Ruling: Searches and seizures incident to lawful arrests are governed by Section 13, Rule 126 of the Rules of Court, which
reads:

SEC. 13. Search incident to lawful arrest. A person lawfully arrested may be searched for dangerous weapons or
anything which may have been used or constitute proof in the commission of an offense without a search warrant.

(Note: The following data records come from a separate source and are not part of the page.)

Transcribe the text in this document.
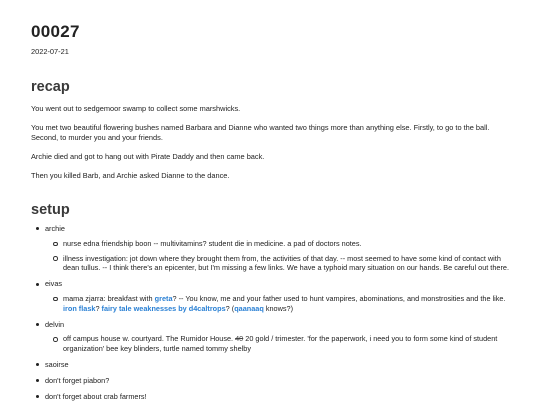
00027
2022-07-21
recap

You went out to sedgemoor swamp to collect some marshwicks.

You met two beautiful flowering bushes named Barbara and Dianne who wanted two things more than anything else. Firstly, to go to the ball. Second, to murder you and your friends.

Archie died and got to hang out with Pirate Daddy and then came back.

Then you killed Barb, and Archie asked Dianne to the dance.

setup
archie
nurse edna friendship boon -- multivitamins? student die in medicine. a pad of doctors notes.
illness investigation: jot down where they brought them from, the activities of that day. -- most seemed to have some kind of contact with dean tullus. -- I think there's an epicenter, but I'm missing a few links. We have a typhoid mary situation on our hands. Be careful out there.
eivas
mama zjarra: breakfast with greta? -- You know, me and your father used to hunt vampires, abominations, and monstrosities and the like. iron flask? fairy tale weaknesses by d4caltrops? (qaanaaq knows?)
delvin
off campus house w. courtyard. The Rumidor House. 40 20 gold / trimester. 'for the paperwork, i need you to form some kind of student organization' bee key blinders, turtle named tommy shelby
saoirse
don't forget piabon?
don't forget about crab farmers!
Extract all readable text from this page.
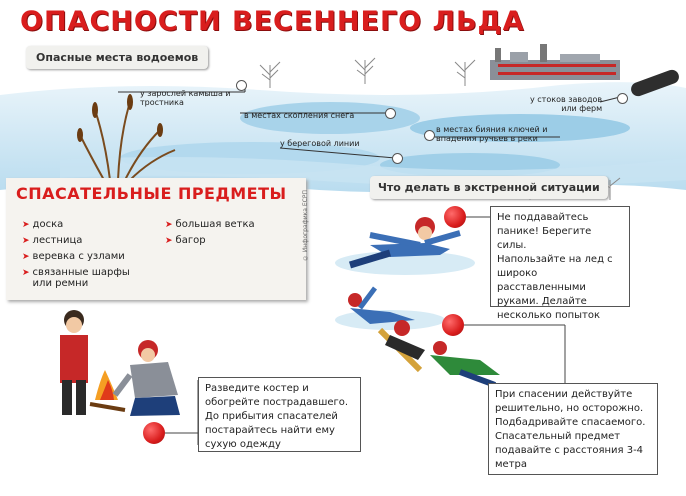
ОПАСНОСТИ ВЕСЕННЕГО ЛЬДА
Опасные места водоемов
у зарослей камыша и
тростника
в местах скопления снега
у береговой линии
у стоков заводов
или ферм
в местах бияния ключей и
впадения ручьев в реки
Что делать в экстренной ситуации
СПАСАТЕЛЬНЫЕ ПРЕДМЕТЫ
➤ доска
➤ лестница
➤ веревка с узлами
➤ связанные шарфы
или ремни
➤ большая ветка
➤ багор	© Инфографика ЕСРП	Не поддавайтесь
панике! Берегите силы.
Напользайте на лед с
широко расставленными
руками. Делайте
несколько попыток
При спасении действуйте
решительно, но осторожно.
Подбадривайте спасаемого.
Спасательный предмет
подавайте с расстояния 3-4
метра
Разведите костер и
обогрейте пострадавшего.
До прибытия спасателей
постарайтесь найти ему
сухую одежду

The purpose of warrantless search as an incident to a lawful arrest is to protect the arresting officer from being harmed
by the person arrested, who might be armed with a concealed weapon, and to prevent the latter from destroying
evidence within reach. However there is an exception which is that the search should not be strained beyond what is
needed to serve its purpose.

Furthermore, a valid arrest allows the seizure of evidence or dangerous weapons either on the person of the one
arrested or within the area of his immediate control. The phrase within the area of his immediate control means the
area from within which he might gain possession of a weapon or destructible evidence. A gun on a table or in a drawer
in front of one who is arrested can be as dangerous to the arresting officer as one concealed in the clothing of the
person arrested.

In the present case, the cabinet which, according to Valeroso, was locked, from where the officers found the weapon,
could no longer be considered as an area within his immediate control because there was no way for Valeroso to take
any weapon or to destroy any evidence that could be used against him. Hence, the warrantless search in this case could
not be justified as an incident to a lawful arrest.